Ernest Hemingway was a complicated man and so whenever someone asks me what I think of his enduring macho image or what he himself might have thought about the world today and its problems, I usually say that there were many different “Papas.” He was certainly a man’s man, un vero hombre, who liked to fish and to hunt and to womanize, but he was also the author of the gender bending posthumous novel “
The Garden of Eden” and many other works where he examined his lifelong fascination with androgyny.

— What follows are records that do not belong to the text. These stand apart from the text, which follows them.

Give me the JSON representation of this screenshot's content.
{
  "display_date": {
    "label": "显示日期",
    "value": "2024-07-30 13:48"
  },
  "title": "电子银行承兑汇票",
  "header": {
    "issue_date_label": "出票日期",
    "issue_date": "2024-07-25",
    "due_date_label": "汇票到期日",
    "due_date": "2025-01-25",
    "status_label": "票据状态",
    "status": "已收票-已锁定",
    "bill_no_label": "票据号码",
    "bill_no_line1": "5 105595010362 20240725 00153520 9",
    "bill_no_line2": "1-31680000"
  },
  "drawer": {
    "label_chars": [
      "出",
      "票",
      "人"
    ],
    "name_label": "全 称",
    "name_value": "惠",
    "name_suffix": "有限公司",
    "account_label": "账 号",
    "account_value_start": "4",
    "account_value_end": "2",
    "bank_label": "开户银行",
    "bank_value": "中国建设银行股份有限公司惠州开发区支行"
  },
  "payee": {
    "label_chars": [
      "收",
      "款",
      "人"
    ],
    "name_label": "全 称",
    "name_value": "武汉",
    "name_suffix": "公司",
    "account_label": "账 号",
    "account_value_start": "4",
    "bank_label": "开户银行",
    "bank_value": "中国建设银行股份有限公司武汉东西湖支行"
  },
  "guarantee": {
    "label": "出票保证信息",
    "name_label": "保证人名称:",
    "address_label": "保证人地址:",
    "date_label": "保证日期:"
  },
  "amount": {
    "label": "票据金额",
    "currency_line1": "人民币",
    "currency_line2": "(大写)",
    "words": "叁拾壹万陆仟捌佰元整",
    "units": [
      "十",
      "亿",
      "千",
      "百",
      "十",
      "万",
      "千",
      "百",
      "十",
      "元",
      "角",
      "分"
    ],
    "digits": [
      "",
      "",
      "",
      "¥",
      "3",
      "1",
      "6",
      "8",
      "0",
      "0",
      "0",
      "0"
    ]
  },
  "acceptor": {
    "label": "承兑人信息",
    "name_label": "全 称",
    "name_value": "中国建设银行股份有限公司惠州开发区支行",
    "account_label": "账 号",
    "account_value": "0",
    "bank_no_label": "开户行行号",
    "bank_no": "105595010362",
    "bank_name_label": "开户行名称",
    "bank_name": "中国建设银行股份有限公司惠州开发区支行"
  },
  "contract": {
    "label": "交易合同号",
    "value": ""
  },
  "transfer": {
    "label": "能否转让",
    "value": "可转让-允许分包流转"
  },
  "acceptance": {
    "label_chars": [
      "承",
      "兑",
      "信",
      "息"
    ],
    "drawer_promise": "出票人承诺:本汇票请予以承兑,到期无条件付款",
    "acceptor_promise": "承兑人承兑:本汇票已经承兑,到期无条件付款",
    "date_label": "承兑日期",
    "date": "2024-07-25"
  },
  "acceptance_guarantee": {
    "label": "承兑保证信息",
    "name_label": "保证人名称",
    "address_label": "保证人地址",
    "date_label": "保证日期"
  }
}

Likewise, it’s hard to pin him down politically. When a journalist in Pamplona asked me what I thought my grandfather would think about
Guantanamo and its torture scandal, I said that these were crimes against humanity and that, obviously, Ernest, were he still alive, would speak out against them. My grandfather, I reminded the journalist, supported the Republican cause in the
Spanish Civil War. He was a democrat in the sense that he believed in democracy and the right of the Spanish people to have a Republic, if that was what they wanted.

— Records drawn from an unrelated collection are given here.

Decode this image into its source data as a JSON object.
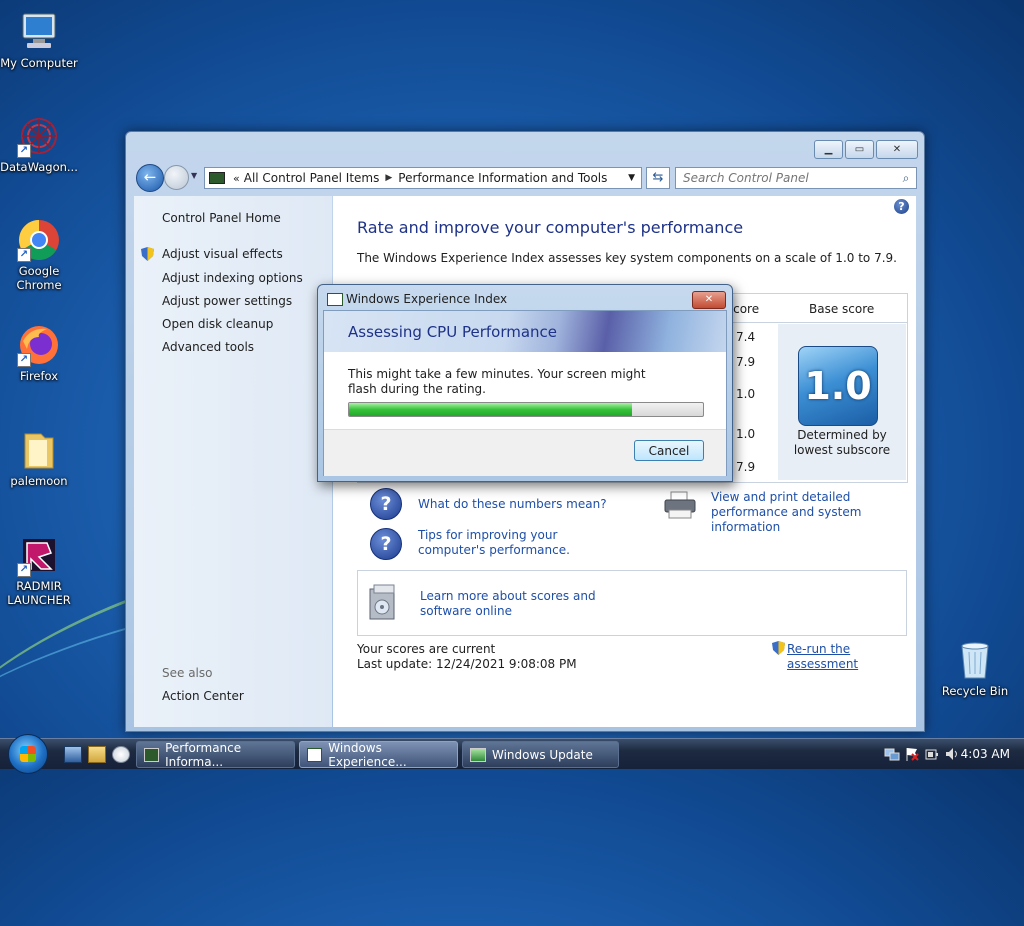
{
  "desktop": {
    "icons": [
      {
        "label": "My Computer"
      },
      {
        "label": "DataWagon..."
      },
      {
        "label": "Google Chrome"
      },
      {
        "label": "Firefox"
      },
      {
        "label": "palemoon"
      },
      {
        "label": "RADMIR LAUNCHER"
      },
      {
        "label": "Recycle Bin"
      }
    ]
  },
  "window": {
    "address": {
      "root": "All Control Panel Items",
      "current": "Performance Information and Tools"
    },
    "search_placeholder": "Search Control Panel",
    "sidebar": {
      "home": "Control Panel Home",
      "links": [
        "Adjust visual effects",
        "Adjust indexing options",
        "Adjust power settings",
        "Open disk cleanup",
        "Advanced tools"
      ],
      "see_also": "See also",
      "action_center": "Action Center"
    },
    "content": {
      "heading": "Rate and improve your computer's performance",
      "description": "The Windows Experience Index assesses key system components on a scale of 1.0 to 7.9.",
      "table": {
        "subscore_header": "Subscore",
        "base_header": "Base score",
        "subscores": [
          "7.4",
          "7.9",
          "1.0",
          "1.0",
          "7.9"
        ],
        "base_score": "1.0",
        "determined": "Determined by",
        "lowest": "lowest subscore"
      },
      "links": {
        "numbers": "What do these numbers mean?",
        "tips": "Tips for improving your computer's performance.",
        "print": "View and print detailed performance and system information",
        "learn": "Learn more about scores and software online"
      },
      "status": "Your scores are current",
      "last_update": "Last update: 12/24/2021 9:08:08 PM",
      "rerun": "Re-run the assessment"
    }
  },
  "dialog": {
    "title": "Windows Experience Index",
    "banner": "Assessing CPU Performance",
    "message": "This might take a few minutes. Your screen might flash during the rating.",
    "progress": 0.8,
    "cancel": "Cancel"
  },
  "taskbar": {
    "buttons": [
      "Performance Informa...",
      "Windows Experience...",
      "Windows Update"
    ],
    "time": "4:03 AM"
  }
}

Of course, his support wasn’t limited to his bylines or his novel “
For Whom the Bell Tolls.” In addition to raising money in the United States to buy ambulances for the Republican Army, he also did the narration for the Republican propaganda film “
The Spanish Earth.” Without a doubt, what he experienced in Madrid during the war affected him deeply, and when the Fascists won he said that he would never return so long as they were in power.
It was a promise he kept until 1953 when he returned to Spain with his wife Mary. By that time, even though he was only 54, he was ageing fast and he wanted to see the corridas again before he died and to be a part of that world of toreros, bulls and muletas.

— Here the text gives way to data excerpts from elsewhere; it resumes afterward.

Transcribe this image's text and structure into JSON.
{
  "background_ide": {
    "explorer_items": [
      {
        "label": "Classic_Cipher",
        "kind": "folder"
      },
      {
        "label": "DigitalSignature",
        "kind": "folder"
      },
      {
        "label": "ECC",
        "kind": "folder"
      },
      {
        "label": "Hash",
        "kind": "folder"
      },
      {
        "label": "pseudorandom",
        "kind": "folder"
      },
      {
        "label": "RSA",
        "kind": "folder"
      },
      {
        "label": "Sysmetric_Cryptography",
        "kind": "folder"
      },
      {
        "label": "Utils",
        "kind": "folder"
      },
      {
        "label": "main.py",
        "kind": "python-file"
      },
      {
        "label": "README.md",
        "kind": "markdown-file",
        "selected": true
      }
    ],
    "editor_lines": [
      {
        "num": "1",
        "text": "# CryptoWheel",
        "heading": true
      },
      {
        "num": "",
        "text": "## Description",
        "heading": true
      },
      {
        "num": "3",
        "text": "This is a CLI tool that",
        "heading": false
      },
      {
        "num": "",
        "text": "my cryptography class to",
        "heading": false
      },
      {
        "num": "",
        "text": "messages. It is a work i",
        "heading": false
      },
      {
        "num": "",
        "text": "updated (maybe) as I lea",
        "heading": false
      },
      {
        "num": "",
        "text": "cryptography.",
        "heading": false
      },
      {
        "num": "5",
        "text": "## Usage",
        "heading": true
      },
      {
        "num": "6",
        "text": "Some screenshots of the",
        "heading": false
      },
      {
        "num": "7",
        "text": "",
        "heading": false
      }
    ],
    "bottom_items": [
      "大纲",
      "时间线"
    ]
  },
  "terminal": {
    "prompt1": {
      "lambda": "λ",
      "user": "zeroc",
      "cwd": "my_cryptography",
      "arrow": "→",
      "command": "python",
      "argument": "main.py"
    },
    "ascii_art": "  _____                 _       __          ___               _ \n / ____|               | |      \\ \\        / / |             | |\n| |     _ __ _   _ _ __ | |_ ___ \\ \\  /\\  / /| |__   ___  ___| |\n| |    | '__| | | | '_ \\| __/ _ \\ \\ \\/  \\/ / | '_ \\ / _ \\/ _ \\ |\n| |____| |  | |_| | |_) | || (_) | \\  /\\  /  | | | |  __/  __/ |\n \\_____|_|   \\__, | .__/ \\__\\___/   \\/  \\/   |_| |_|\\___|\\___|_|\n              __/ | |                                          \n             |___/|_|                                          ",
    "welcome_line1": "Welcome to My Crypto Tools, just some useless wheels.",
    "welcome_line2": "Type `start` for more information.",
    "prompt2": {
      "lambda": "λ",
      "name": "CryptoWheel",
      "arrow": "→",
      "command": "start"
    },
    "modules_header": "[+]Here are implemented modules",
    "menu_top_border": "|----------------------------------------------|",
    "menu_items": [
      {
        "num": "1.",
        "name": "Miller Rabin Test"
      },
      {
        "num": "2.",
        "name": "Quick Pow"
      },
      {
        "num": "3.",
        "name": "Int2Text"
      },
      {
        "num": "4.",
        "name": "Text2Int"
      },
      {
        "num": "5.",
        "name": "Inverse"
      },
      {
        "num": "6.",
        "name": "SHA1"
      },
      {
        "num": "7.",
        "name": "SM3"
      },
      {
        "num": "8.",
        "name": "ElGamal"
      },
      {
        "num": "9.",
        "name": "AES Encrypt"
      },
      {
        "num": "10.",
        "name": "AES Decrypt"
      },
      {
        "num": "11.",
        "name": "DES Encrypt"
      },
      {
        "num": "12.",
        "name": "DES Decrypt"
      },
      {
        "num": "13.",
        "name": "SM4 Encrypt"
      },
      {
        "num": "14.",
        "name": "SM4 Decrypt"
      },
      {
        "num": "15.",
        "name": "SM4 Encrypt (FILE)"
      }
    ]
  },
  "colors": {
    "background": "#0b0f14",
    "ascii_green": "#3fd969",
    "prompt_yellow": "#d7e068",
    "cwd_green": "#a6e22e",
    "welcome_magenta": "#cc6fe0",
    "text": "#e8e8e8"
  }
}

His return was widely criticized by many on the Left, who said that it was a betrayal of his ideals and everything that he had written about during the Civil War. Certainly, having the author of “
The Sun Also Rises” back in Spain must have been a PR coup for the Franco regime. It was the kind of publicity that money could never buy, but Ernest had already fought his battle, and had lost, and there was nothing he could do about the political situation. Franco ruled the country with an iron fist and would outlive my grandfather by fourteen years.
The irony of all this is that while he was in Spain as a special guest of the regime his own government continued to spy on him. He had long been considered a leftist and a potential subversive by the FBI and its chief, J. Edgar Hoover (in part because of his support of the Spanish Republican cause), and the file that they kept on him grew and grew over the years until it numbered over 19,000 pages.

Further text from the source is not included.